Another striking moment at oral argument came when Bernard S. Cohen, the lawyer who was responsible for making the due process-based challenge to the anti-miscegenation statute, framed the possible legal pathways for identifying marriage as an unenumerated fundamental right under the Constitution. He offered up the following marathon sentence—one that could only be offered (with a straight face) to the Supreme Court at the high-water mark of the Warren Court:
Now, whether one articulates in terms of the right to be free from racial discrimination as being due process under the Fourteenth Amendment or whether one talks of the right to be free from infringement of basic values implicit in ordered liberty as Justice Harlan has said in the Griswold case, citing Palko v. Connecticut or if we talk about the right to be free from arbitrary and capricious denials of Fourteenth Amendment liberty as Mr. Justice White has said in the concurring opinion in Griswold or if we urge upon this Court to say as it has said before in Meyer v. Nebraska and Skinner v. Oklahoma that marriage is a fundamental right or liberty and whether we go further and urge that the Court say that this is a fundamental right of liberty retained by the people within the meaning of the Ninth Amendment and within the meaning of liberty in the Due Process Clause of the Fourteenth Amendment.
Wow. The possibilities here! For the ambitious liberal cause lawyer, it must have been quite an experience standing before the Justices in 1967 and charting the potential courses the Warren Court might strike out on.
Then there was the moment during oral arguments when one of the lawyers for Richard and Mildred Loving, the mixed-race couple who were married in Washington, D.C., and then arrested when they attempted to return to their native Virginia, put the case in the most personal possible terms: “[N]o matter how we articulate this, no matter which theory of the Due Process Clause or which emphasis we attach to, no one can articulate it better than Richard Loving when he said to me, ‘Mr. Cohen, tell the Court I love my wife and it is just unfair that I can't live with her in Virginia.’”
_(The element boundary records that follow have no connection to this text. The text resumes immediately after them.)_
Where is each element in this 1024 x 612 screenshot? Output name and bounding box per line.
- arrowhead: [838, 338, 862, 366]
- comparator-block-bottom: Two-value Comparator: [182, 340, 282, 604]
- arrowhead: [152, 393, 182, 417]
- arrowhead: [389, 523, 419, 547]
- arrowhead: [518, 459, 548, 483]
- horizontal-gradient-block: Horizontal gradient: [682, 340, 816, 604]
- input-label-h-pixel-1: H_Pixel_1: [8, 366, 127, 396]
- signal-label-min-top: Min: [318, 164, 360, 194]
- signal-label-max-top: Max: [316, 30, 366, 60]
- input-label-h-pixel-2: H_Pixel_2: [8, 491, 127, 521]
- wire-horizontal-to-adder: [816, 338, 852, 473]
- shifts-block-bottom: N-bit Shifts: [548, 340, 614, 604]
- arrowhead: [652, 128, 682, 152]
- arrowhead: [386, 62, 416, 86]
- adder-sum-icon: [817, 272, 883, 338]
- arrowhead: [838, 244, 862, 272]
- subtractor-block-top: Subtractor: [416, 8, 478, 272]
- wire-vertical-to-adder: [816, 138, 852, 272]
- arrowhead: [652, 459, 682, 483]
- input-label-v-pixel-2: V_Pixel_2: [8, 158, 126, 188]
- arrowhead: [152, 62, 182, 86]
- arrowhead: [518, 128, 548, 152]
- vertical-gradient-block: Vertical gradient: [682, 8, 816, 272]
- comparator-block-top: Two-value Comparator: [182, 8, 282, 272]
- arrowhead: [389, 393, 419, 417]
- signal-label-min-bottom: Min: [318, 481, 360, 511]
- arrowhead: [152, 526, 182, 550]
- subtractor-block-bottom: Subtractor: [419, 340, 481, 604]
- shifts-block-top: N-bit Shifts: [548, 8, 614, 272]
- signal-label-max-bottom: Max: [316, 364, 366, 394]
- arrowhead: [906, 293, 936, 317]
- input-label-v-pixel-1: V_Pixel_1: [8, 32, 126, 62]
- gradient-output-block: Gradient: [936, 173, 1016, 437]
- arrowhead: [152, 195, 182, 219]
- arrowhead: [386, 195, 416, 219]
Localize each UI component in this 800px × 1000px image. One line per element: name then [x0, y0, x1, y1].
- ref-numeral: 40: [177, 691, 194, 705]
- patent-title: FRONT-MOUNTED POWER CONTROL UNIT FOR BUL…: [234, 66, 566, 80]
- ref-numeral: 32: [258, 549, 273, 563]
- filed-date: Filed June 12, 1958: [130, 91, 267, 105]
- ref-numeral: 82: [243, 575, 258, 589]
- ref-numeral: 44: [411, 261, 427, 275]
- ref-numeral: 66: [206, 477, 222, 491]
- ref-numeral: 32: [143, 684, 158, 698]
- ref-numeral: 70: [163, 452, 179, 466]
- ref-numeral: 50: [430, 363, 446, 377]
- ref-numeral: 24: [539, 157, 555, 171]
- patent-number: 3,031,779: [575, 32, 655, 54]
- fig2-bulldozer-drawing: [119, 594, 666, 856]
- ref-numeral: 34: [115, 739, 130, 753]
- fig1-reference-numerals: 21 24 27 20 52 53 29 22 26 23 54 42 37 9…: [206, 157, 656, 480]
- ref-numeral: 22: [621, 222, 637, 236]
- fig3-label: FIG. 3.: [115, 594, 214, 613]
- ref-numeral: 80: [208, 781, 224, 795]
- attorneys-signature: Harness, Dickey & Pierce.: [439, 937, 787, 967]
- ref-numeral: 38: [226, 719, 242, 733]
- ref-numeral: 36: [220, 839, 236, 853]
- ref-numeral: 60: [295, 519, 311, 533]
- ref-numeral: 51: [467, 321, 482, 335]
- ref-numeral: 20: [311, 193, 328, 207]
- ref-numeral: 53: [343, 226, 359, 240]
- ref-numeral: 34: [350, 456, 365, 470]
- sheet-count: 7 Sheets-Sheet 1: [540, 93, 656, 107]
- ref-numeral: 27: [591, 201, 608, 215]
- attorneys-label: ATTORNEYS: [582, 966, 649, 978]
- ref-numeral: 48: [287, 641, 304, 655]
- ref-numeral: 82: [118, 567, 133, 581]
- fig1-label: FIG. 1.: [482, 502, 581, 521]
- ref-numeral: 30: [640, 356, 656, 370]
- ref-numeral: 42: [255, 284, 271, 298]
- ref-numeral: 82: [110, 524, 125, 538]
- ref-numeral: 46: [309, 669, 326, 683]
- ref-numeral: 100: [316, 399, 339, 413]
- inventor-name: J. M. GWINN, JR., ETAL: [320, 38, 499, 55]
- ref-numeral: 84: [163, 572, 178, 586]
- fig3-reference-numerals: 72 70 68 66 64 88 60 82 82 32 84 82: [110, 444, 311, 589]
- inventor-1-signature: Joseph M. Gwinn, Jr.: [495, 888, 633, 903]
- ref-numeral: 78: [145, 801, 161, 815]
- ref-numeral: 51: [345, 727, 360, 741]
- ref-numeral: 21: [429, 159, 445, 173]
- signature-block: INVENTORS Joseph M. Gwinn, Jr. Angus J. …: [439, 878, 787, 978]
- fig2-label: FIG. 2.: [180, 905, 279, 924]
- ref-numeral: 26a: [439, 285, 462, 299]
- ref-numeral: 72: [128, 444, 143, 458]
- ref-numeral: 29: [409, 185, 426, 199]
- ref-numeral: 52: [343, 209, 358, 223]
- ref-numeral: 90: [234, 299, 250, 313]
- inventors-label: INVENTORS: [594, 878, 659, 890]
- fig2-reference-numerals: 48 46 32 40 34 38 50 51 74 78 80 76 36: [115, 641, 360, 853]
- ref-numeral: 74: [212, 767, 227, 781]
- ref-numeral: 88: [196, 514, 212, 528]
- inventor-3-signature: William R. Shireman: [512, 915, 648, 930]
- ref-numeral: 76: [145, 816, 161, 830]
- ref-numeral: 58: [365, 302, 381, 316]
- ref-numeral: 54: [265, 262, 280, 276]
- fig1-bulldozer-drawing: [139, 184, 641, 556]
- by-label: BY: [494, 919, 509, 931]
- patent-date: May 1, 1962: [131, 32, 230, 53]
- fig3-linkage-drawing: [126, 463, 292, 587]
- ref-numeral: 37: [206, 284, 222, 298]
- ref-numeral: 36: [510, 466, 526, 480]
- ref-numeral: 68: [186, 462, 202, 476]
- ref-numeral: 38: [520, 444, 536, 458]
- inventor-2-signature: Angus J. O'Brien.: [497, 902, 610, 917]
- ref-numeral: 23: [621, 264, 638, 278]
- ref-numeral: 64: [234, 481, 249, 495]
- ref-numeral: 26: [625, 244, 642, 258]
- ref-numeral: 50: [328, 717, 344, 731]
Finally, one cannot listen to the oral arguments in Loving without hearing echoes of our current debate over the constitutionality of bans on same-sex marriage. We hear the same basic arguments blending equal protection and due process claims. We hear challengers frame the issue in personal and moralistic terms while defenders rely on originalist arguments, social scientific debates, and pleas for judicial deference. And we see the tide of history turning in the space of a single generation. When the Court had an opportunity to strike down Virginia’s anti-miscegenation law soon after Brown, it avoided the issue as too controversial, as potentially too damaging to the Court. By 1967, the civil rights movement had transformed the terms of debate. The Loving ruling would be unanimous.